I hear that Mr. Balfour is not a married man. Something tells me that I would make the right sort of wife for him. I am coming to London to-morrow, and will call at the House of Commons to see you, hoping you will get me an introduction to the honourable gentleman. I am only thirty years of age, and can do cooking and washing.

Agnes Merton.

P.S.—Perhaps if Mr. Balfour would not have me, you would say a word for me to one of the policemen at the House.

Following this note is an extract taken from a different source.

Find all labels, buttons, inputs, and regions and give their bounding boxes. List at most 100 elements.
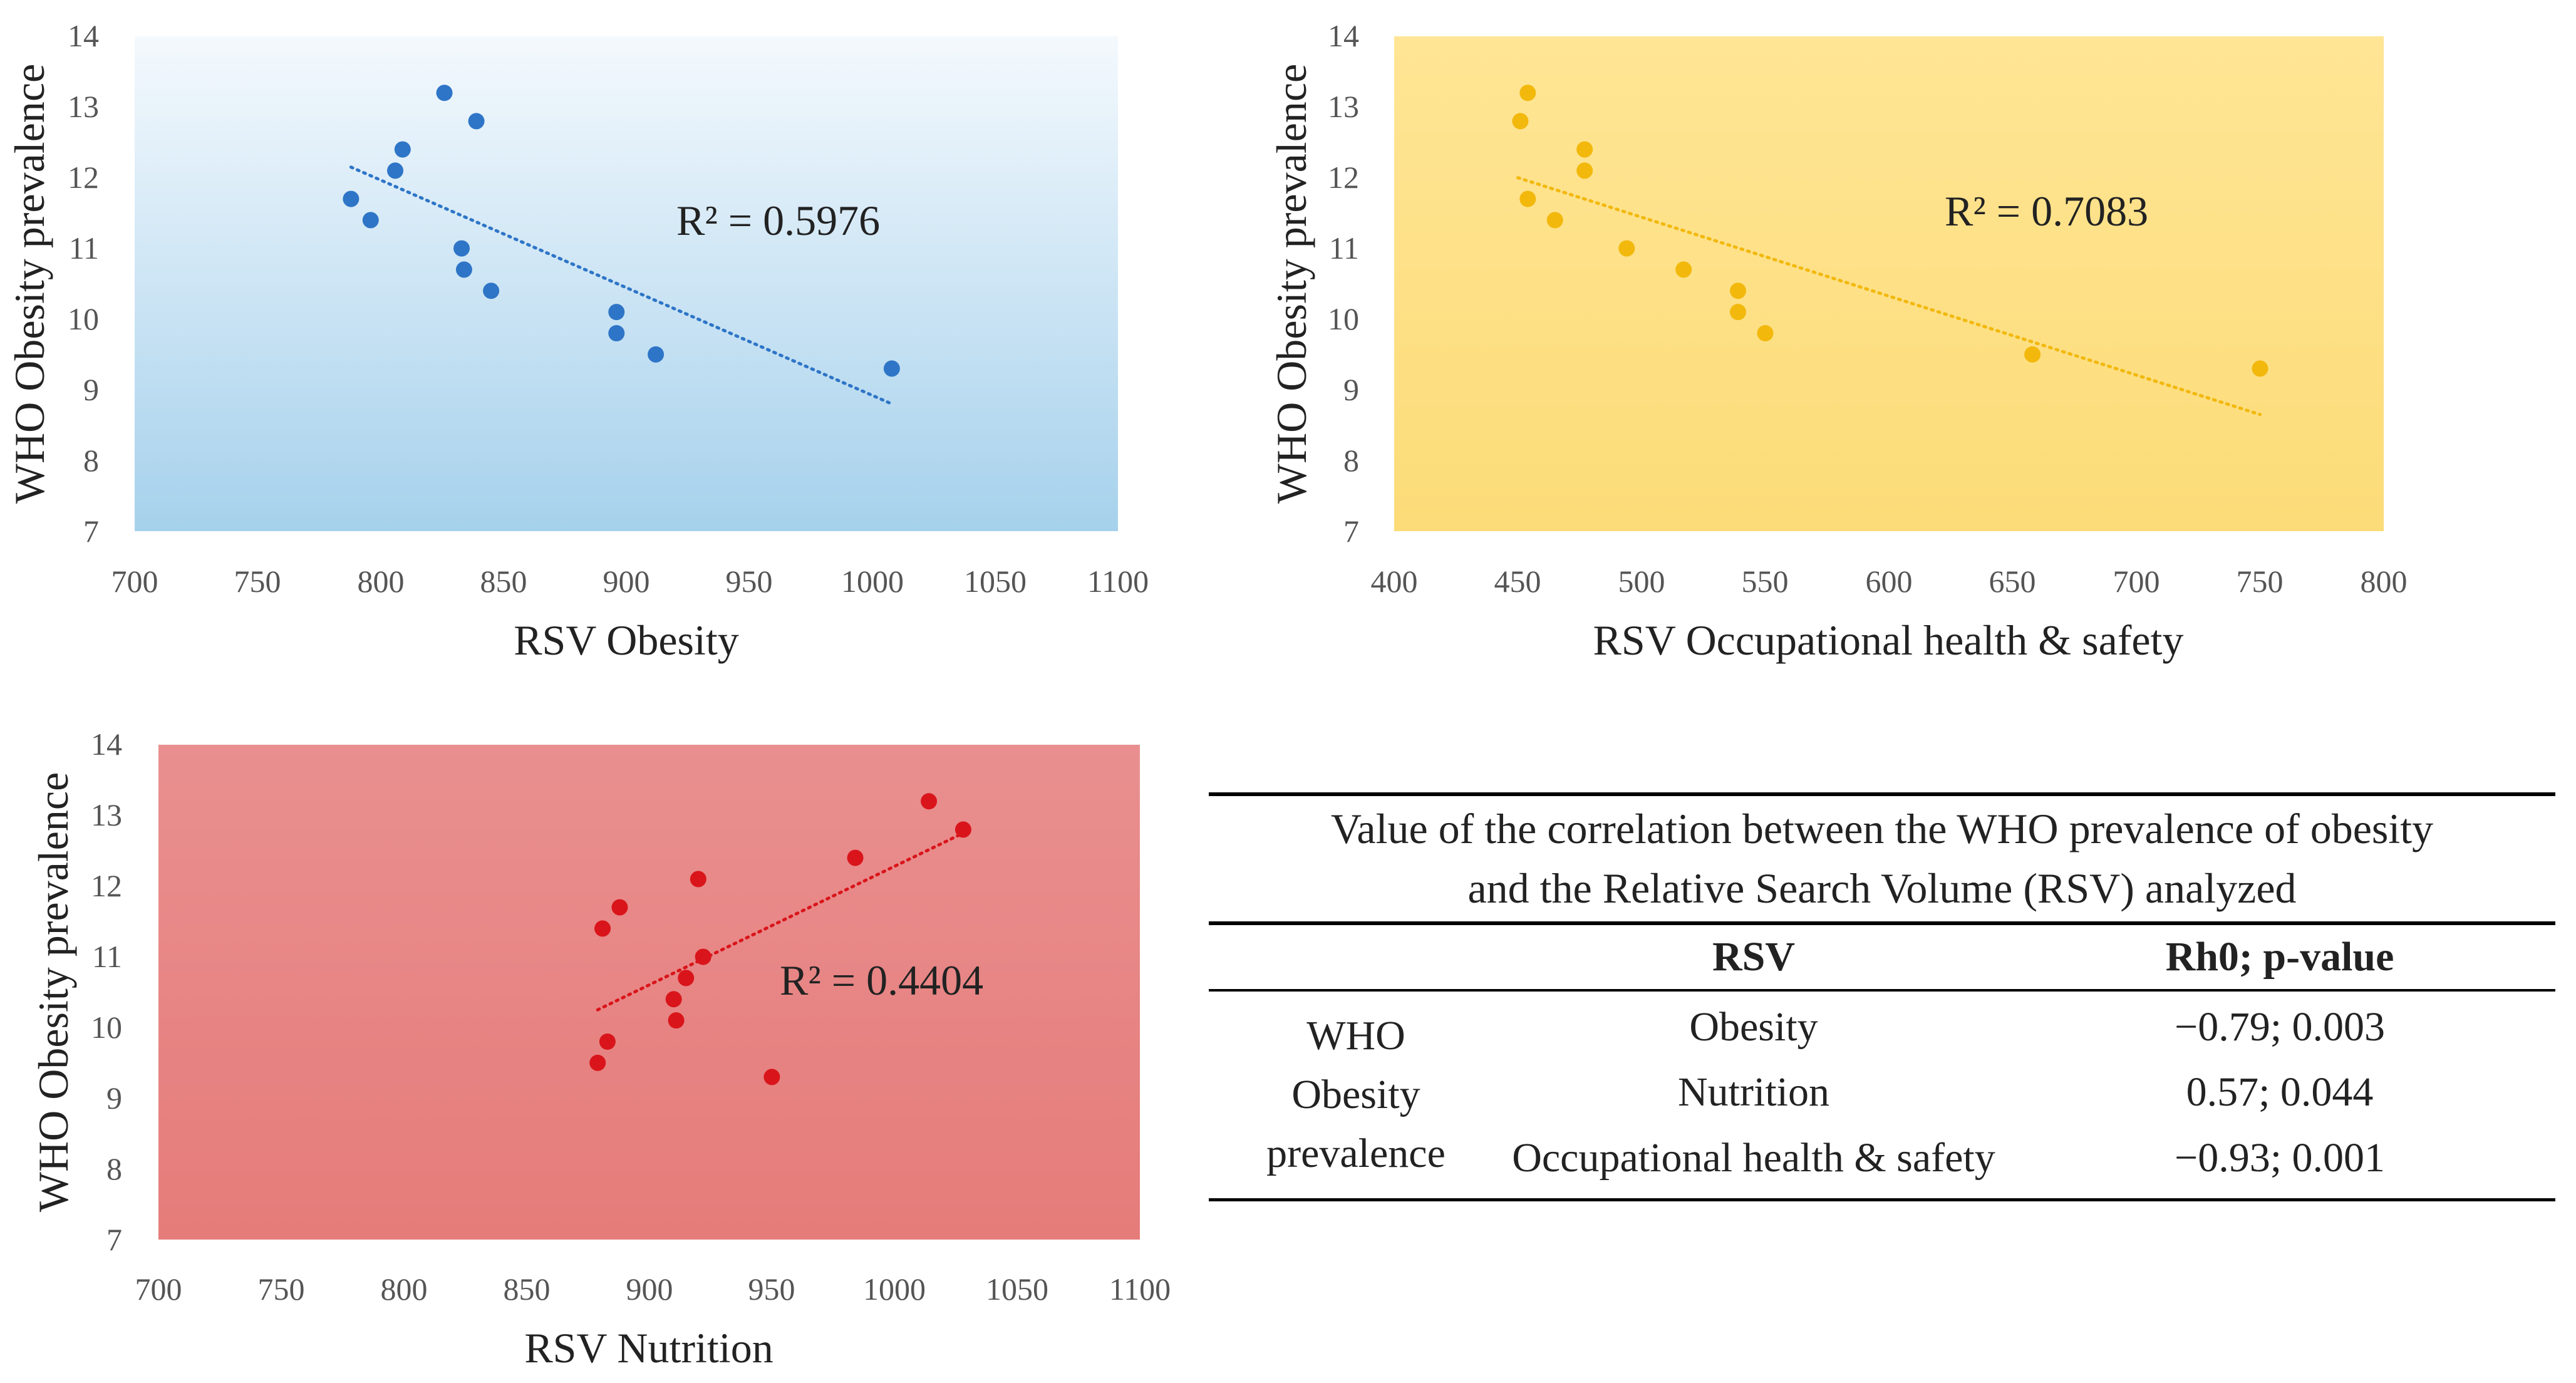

During the evening the Member who received this strange epistle cautiously ventured into the Central Hall, and, sure enough, espied an eccentric-looking woman in angry controversy with a constable, who was trying to induce her to go away. But she refused to leave, and ultimately found sympathetic companions in the crazy old party who has haunted the place for years in the hope that some day she will induce the Government to restore the £5,000,000 of which she declares they have robbed her, and the other lady, younger, but just as mad, who is convinced that some M.P. has married her secretly and left her to starve, and has come to Westminster to claim him “before all the world.”

3

The Member of Parliament is liable to receive other communications of even less flattering and more exasperating character. Bribes are occasionally dangled before him through the post. Will he allow his name to be used in the floating of a company, or in the advertising of some article of common use or a patent medicine? Will he use his influence in obtaining a Government contract for a certain firm? If he will, there is a cheque for so-and-so at his disposal. In the course of a debate in the House of Commons on the payment of Members, John Burns, for many years a well-known Liberal Minister, evoked both laughter and applause by reading his reply to an offer of £50 received during his previous service as a Labour representative if he obtained for a person in Belfast a vacant collectorship of taxes. “Sir,” he wrote, “you are a scoundrel. I wish you were within reach of my boot.”

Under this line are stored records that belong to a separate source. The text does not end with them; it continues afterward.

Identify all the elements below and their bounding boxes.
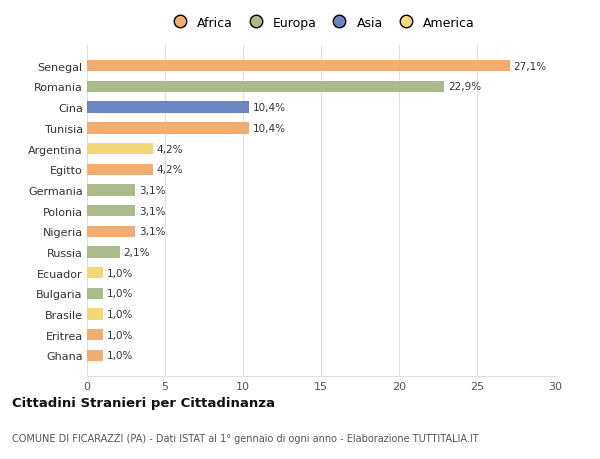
Bar [87, 185, 136, 196]
Bar [87, 102, 249, 113]
Text: 3,1%: 3,1% [139, 185, 166, 196]
Text: 4,2%: 4,2% [157, 165, 183, 175]
Text: 27,1%: 27,1% [514, 62, 547, 72]
Text: 2,1%: 2,1% [124, 247, 150, 257]
Bar [87, 164, 152, 175]
Bar [87, 309, 103, 320]
Text: 1,0%: 1,0% [107, 351, 133, 361]
Bar [87, 268, 103, 279]
Text: Cittadini Stranieri per Cittadinanza: Cittadini Stranieri per Cittadinanza [12, 396, 275, 409]
Text: 10,4%: 10,4% [253, 123, 286, 134]
Bar [87, 350, 103, 361]
Bar [87, 61, 510, 72]
Bar [87, 288, 103, 299]
Bar [87, 330, 103, 341]
Bar [87, 206, 136, 217]
Text: 1,0%: 1,0% [107, 268, 133, 278]
Bar [87, 247, 120, 258]
Text: 1,0%: 1,0% [107, 289, 133, 299]
Text: 4,2%: 4,2% [157, 144, 183, 154]
Text: 1,0%: 1,0% [107, 309, 133, 319]
Bar [87, 226, 136, 237]
Text: 10,4%: 10,4% [253, 103, 286, 113]
Text: 22,9%: 22,9% [448, 82, 481, 92]
Text: COMUNE DI FICARAZZI (PA) - Dati ISTAT al 1° gennaio di ogni anno - Elaborazione : COMUNE DI FICARAZZI (PA) - Dati ISTAT al… [12, 433, 479, 442]
Legend: Africa, Europa, Asia, America: Africa, Europa, Asia, America [164, 14, 478, 32]
Bar [87, 82, 444, 93]
Text: 1,0%: 1,0% [107, 330, 133, 340]
Text: 3,1%: 3,1% [139, 206, 166, 216]
Bar [87, 123, 249, 134]
Bar [87, 144, 152, 155]
Text: 3,1%: 3,1% [139, 227, 166, 237]
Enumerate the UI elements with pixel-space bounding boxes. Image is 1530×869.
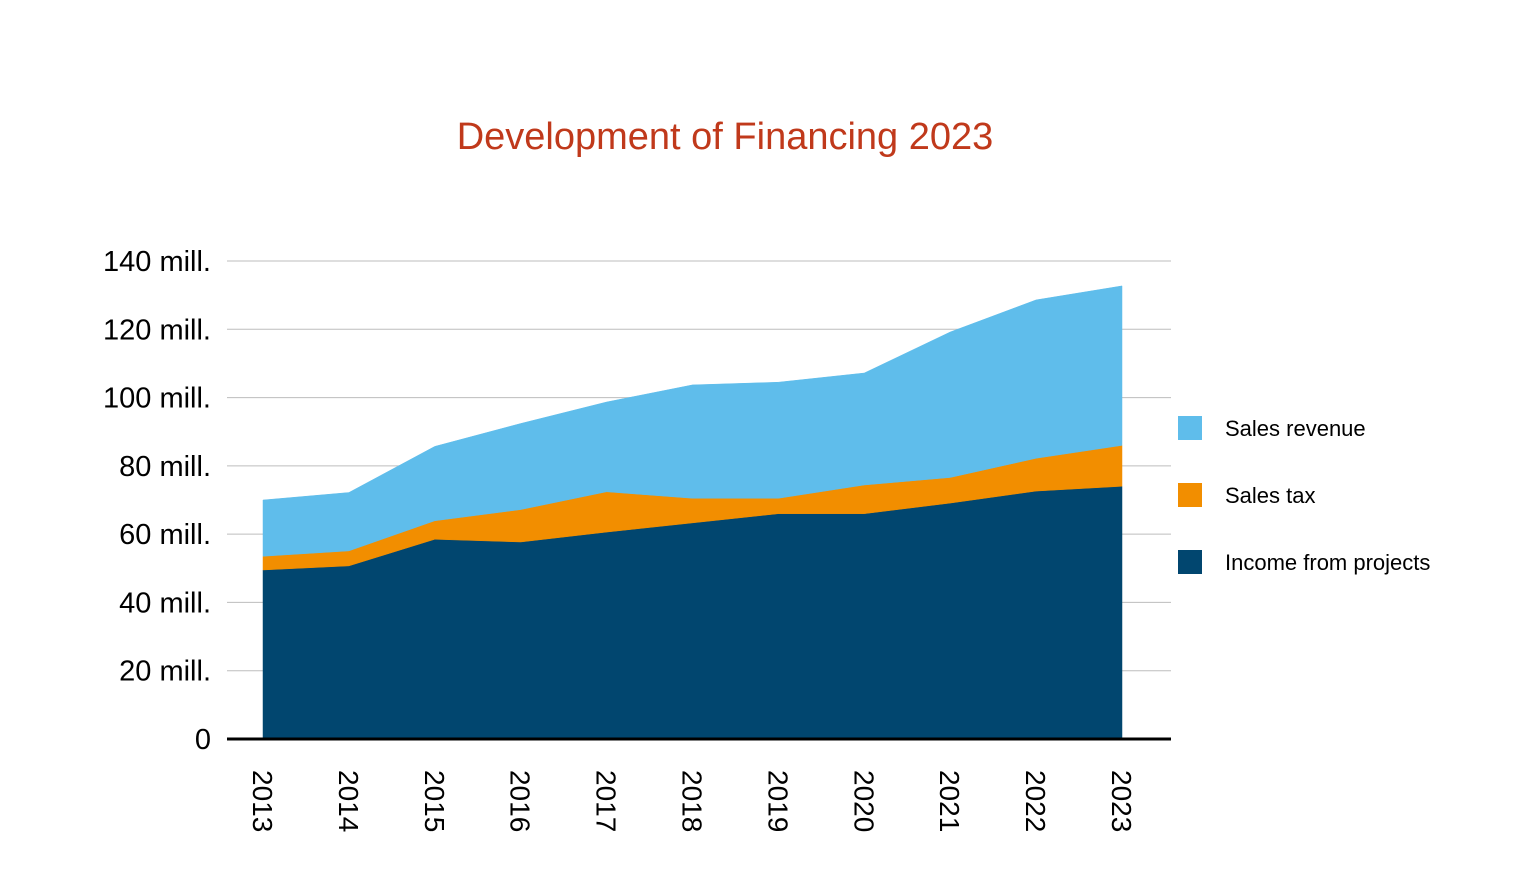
x-tick-label: 2019 (762, 770, 793, 832)
x-tick-label: 2017 (591, 770, 622, 832)
x-tick-label: 2021 (934, 770, 965, 832)
x-tick-label: 2020 (848, 770, 879, 832)
x-axis-ticks: 2013 2014 2015 2016 2017 2018 2019 2020 2021 2022… (247, 770, 1137, 832)
x-tick-label: 2015 (419, 770, 450, 832)
y-tick-label: 20 mill. (119, 656, 211, 688)
y-tick-label: 80 mill. (119, 451, 211, 483)
y-tick-label: 120 mill. (103, 314, 211, 346)
x-tick-label: 2023 (1106, 770, 1137, 832)
y-tick-label: 40 mill. (119, 587, 211, 619)
x-tick-label: 2022 (1020, 770, 1051, 832)
y-tick-label: 60 mill. (119, 519, 211, 551)
area-series-layer (262, 285, 1123, 740)
x-tick-label: 2013 (247, 770, 278, 832)
legend-swatch-sales-tax (1178, 483, 1202, 507)
y-tick-label: 0 (195, 724, 211, 756)
legend-swatch-sales-revenue (1178, 416, 1202, 440)
legend-label-sales-revenue: Sales revenue (1225, 416, 1366, 441)
x-tick-label: 2014 (333, 770, 364, 832)
y-axis-ticks: 0 20 mill. 40 mill. 60 mill. 80 mill. 100 mil… (103, 246, 211, 756)
y-tick-label: 100 mill. (103, 383, 211, 415)
x-tick-label: 2018 (677, 770, 708, 832)
area-sales-revenue (262, 285, 1123, 557)
chart-title: Development of Financing 2023 (457, 116, 994, 158)
legend-label-sales-tax: Sales tax (1225, 483, 1316, 508)
x-tick-label: 2016 (505, 770, 536, 832)
y-tick-label: 140 mill. (103, 246, 211, 278)
legend-label-income-from-projects: Income from projects (1225, 550, 1430, 575)
legend: Sales revenue Sales tax Income from projec… (1178, 416, 1430, 575)
legend-swatch-income-from-projects (1178, 550, 1202, 574)
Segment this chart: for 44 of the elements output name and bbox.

But the sane and the righteous give the M.P. more annoyance than the knavish and the crazy. Think of the numerous local functions—religious, social, and political—to which the Member of Parliament is invited! When a meeting is being organized in the constituency, naturally the first thought of its promoters is to try to get the Member to attend. The more conspicuous he is in Parliament, and therefore the more likely to attract an audience, the greater is the number of these invitations; and if he fails to respond, the more widespread is the dissatisfaction among his baulked constituents. He is expected to preside at the inaugural meetings of local amateur dramatic societies and local naturalists’ field clubs, and “to honour with his presence” the beanfeasts of local friendly societies. The literary institution, designed to keep young men of the constituency out of the public-houses, must be opened by him. He must attend entertainments of a mixed political and musical sort, at which his speech is sandwiched between a sentimental song and a comic.

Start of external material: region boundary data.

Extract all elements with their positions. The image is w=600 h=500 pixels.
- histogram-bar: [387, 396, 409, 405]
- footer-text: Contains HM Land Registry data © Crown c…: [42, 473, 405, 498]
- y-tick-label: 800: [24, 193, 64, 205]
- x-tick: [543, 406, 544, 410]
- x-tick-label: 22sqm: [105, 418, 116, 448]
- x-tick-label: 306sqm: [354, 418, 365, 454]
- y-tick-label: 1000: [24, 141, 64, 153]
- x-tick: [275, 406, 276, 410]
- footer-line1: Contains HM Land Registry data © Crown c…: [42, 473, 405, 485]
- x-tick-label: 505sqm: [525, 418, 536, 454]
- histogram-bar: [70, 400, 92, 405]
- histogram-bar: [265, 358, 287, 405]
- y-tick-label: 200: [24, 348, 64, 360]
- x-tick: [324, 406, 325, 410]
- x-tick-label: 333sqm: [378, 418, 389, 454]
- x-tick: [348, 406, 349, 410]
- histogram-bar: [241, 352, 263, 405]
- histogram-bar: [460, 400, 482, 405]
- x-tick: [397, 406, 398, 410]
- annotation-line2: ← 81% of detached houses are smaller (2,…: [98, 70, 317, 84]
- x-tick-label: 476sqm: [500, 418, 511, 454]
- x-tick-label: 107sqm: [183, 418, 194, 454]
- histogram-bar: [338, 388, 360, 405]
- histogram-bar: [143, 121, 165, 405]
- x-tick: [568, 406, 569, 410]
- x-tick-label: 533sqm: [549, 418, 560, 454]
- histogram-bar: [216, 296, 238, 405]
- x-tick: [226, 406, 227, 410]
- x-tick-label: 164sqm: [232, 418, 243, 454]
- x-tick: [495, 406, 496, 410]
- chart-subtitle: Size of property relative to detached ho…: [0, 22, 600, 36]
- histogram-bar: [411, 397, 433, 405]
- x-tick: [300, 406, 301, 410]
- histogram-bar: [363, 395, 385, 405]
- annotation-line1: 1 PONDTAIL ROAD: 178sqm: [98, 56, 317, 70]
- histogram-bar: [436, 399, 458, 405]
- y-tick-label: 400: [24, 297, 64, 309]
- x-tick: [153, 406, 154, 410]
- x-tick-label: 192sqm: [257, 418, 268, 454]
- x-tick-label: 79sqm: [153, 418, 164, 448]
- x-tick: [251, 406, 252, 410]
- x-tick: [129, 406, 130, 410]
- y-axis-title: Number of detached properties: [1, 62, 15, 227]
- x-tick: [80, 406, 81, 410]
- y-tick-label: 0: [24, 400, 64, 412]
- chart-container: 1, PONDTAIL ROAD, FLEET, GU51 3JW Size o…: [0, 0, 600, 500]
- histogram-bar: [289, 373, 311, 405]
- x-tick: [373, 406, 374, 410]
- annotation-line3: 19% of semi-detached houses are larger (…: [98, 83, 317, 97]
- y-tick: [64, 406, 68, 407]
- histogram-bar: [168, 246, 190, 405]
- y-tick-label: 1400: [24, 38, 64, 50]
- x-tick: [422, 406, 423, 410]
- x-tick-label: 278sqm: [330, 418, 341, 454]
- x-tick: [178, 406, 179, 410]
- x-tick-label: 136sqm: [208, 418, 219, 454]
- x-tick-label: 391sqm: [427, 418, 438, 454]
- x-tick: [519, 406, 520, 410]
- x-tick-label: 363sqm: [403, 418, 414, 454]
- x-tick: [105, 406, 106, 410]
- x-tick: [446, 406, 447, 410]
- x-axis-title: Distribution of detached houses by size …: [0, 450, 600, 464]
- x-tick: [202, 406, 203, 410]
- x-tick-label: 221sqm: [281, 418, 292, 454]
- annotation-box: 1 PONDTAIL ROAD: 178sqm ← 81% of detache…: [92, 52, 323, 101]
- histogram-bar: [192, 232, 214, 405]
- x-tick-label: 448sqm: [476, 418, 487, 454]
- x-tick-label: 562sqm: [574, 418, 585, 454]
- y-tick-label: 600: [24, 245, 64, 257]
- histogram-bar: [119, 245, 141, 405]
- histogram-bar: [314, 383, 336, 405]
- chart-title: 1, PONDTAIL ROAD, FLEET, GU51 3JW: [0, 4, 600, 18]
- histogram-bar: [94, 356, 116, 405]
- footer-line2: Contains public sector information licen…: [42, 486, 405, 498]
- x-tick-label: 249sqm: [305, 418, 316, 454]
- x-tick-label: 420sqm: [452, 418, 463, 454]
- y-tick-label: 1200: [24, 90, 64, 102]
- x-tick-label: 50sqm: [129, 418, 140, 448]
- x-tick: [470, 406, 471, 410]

But perhaps the Member of Parliament is most worried by the appeals to his generosity and charity which pour in upon him in aid of churches, chapels, mission-halls, schools, working men’s institutes, hospitals, asylums, cricket and football clubs, and in fact societies and institutions of all sorts and sundry. It is only proper that if money be needed for an excellent local purpose, the representative of the district in Parliament should be included in the appeal. Many wealthy Members of Parliament spend from £1,000 to £4,000 a year on local charities, and they spend it willingly when the objects appear to them to be deserving. But of the 707 M.P.’s there are never a great many who can be described as wealthy.

Besides that, many representatives—among them being some of the most charitable of men—always refuse to send contributions to local objects, influenced by a sense of honour and the fear that it might be regarded as bribing the electors. In so doing they run a grave risk of being misunderstood by their constituents. If a Member of Parliament should refuse to help in providing them with coals, blankets, footballs, cricket-bats, big drums, billiard-tables, church steeples, sewing-machines, he is set down as mean, and numbers of his constituents vow that he shall not have their votes again at the General Election. There is a story told that when John Morley was seeking re-election for Newcastle-on-Tyne an elector who was asked to vote for this statesman of the highest and purest ideals indignantly exclaimed: “Not me! What has John Morley ever done for the Rugger Football Club?”